Science

Compassionate Sustainability

 By now, with Greta Thunberg and the Fridays for Future movement, sustainable trends taking over social media, and nearly every political candidate making environmental promises, climate change and sustainability is hard to ignore. Or are they? Nearly the entire population of Canada and most of the world has social media of some sort or follows a news outlet and inevitably comes across climate issues like wildfires, hurricanes, pollution, extinction, and so on. Awareness is at an all-time high, but sometimes it feels like empathy for the environment is nonexistent, extinct like the many species that suffered from toxic human habits.  

When passionately caring and fighting for the health of the environment, it can be so easy to drop the weight of climate change and sustainability into the lap of the individual, but it is just as toxic to blame singular persons for not working hard enough to better the earth. While it is important to be knowledgeable of how your actions can degrade or regenerate the Earth, it is just as important to recognize that corporations, who are the real source of pollution and global warming, need to adopt more sustainable practices in terms of production and disposal. It is great to be passionate about healing Mother Earth, but it is crucial that we do it together and be gentle with each other, rather than blaming one another for not doing enough. The reality is that consciousness and care are what truly matter. This means caring for ourselves and others, just as much as the trees and oceans. 

The current capitalistic society that we live in thrives off convenience, off cheap production, off exploiting the land and people for wealth. Individual and collective apathy is what fuels the corporations that feed capitalism; ignorance allows us to move day-to-day without caring where our garbage goes or how to properly recycle and compost. Capitalism offers us a convenience culture that trains us to throw out and replace items that can be fixed or recycled in another way; it trains us to accumulate so much stuff with little care for it and to view everything as disposable. The encouraging thing is that there are many people currently thinking creatively and coming up with unique ways to be sustainable, such as new methods of making plastic, recycling material, or even simple actions like Nova Scotia’s plastic bag ban effective October 30th, 2020. Even though there is hope for sustainability, ignorance and inaction still prove to be dangerous enemies against shifting to a climate-conscious culture. 

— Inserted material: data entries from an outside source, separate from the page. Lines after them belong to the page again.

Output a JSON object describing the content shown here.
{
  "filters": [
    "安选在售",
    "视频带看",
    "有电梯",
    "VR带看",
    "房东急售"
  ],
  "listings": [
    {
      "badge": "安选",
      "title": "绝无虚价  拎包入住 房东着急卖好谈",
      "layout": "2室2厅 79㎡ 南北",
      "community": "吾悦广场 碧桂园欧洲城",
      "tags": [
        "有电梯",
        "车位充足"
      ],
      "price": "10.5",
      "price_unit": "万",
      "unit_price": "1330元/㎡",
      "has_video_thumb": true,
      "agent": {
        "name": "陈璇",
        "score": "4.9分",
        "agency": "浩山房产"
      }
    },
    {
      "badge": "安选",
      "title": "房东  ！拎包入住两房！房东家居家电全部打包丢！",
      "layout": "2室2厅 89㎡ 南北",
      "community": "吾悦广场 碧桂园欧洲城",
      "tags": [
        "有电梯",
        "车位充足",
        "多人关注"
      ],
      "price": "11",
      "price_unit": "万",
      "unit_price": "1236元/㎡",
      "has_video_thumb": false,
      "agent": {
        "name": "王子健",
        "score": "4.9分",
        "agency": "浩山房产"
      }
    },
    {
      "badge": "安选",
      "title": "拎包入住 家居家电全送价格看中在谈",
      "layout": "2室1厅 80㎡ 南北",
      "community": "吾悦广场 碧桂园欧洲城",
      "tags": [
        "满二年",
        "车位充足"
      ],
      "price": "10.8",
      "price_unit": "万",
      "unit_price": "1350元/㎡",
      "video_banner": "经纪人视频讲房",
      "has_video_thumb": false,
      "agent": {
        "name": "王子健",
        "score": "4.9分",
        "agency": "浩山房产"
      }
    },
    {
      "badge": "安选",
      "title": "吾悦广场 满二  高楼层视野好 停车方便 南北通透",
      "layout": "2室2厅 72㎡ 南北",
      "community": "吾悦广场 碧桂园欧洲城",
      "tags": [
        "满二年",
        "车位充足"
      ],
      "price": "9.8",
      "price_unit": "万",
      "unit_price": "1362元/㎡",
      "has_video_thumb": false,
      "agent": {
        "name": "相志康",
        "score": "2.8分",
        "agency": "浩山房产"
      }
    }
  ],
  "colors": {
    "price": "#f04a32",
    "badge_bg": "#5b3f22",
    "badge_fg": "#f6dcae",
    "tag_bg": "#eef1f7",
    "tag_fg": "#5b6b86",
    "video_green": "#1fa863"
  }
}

The good news is that ignorance can easily be battled with love, mindfulness, and compassion. I did not want to write yet another sustainability article that tells you to reduce, reuse, and recycle, no matter how true those practices are. Because I am sure we have all been told to compost, to buy less single-use plastics, to sort our recycling, to eat less meat and dairy because their methods of production pollute the land, to buy clothes and furniture second hand, to shut the lights off when they are not in use, to take public transit or cycle, to go to climate protests, to plant a garden, but have we ever been told that the true secret to healing this Earth that feeds, clothes, and houses us, is to care for her? 

I did not want to write yet another sustainability article that tells you to reduce, reuse, and recycle, no matter how true those practices are. Because I am sure we have all been told to compost, to buy less single-use plastics, to sort our recycling, to eat less meat and dairy because their methods of production pollute the land, to buy clothes and furniture second hand, to shut the lights off when they are not in use, to take public transit or cycle, to go to climate protests, to plant a garden, but have we ever been told that the true secret to healing this Earth that feeds, clothes, and houses us, is to care for her? 

Look around you, feel the soft, loving grass and steady ground that supports your feet. Listen to the trees, they have voices too, voices that whisper sweet songs of home. Taste and feel the food that gives you life and energy each day. When was the last time you thanked your Mother? This Mother that warms your blood with a golden sun and chills your bones with undefinable wind, the Mother that is alive just as I am. She is not here in existence for your convenience, she is here to live and thrive, to take care of you just as you should take care of her. And she is adapting with us, whenever we build a new cement building, she sprawls her chewing vines over its forehead. But her body can only adapt to so much before it goes silent, before the toxic sludge of modern society’s convenient lifestyle seeps deep into her soils and spoils her harvest. Your house on some street in some city is not your home, Earth is your home. Just as each item in your house serves a purpose, so does everything on Earth, and it is cruel to take away many of her gifts just so humans can build another factory or make more money.  

I am not saying that we should leave Mother Earth alone, that we should sever our ties with nature, for humans are a part of nature, and Earth needs us as we need her. However, it is unnatural for our species to consume so much of our Mother. We need to learn to have a healthy relationship with her, for there are many ways to live a high quality of life with comfort and safety in a sustainable way. That strong relationship is within reach if we adopt better caring practices, and stop prioritizing wealth and exploitation over the well-being of both Earth and humanity.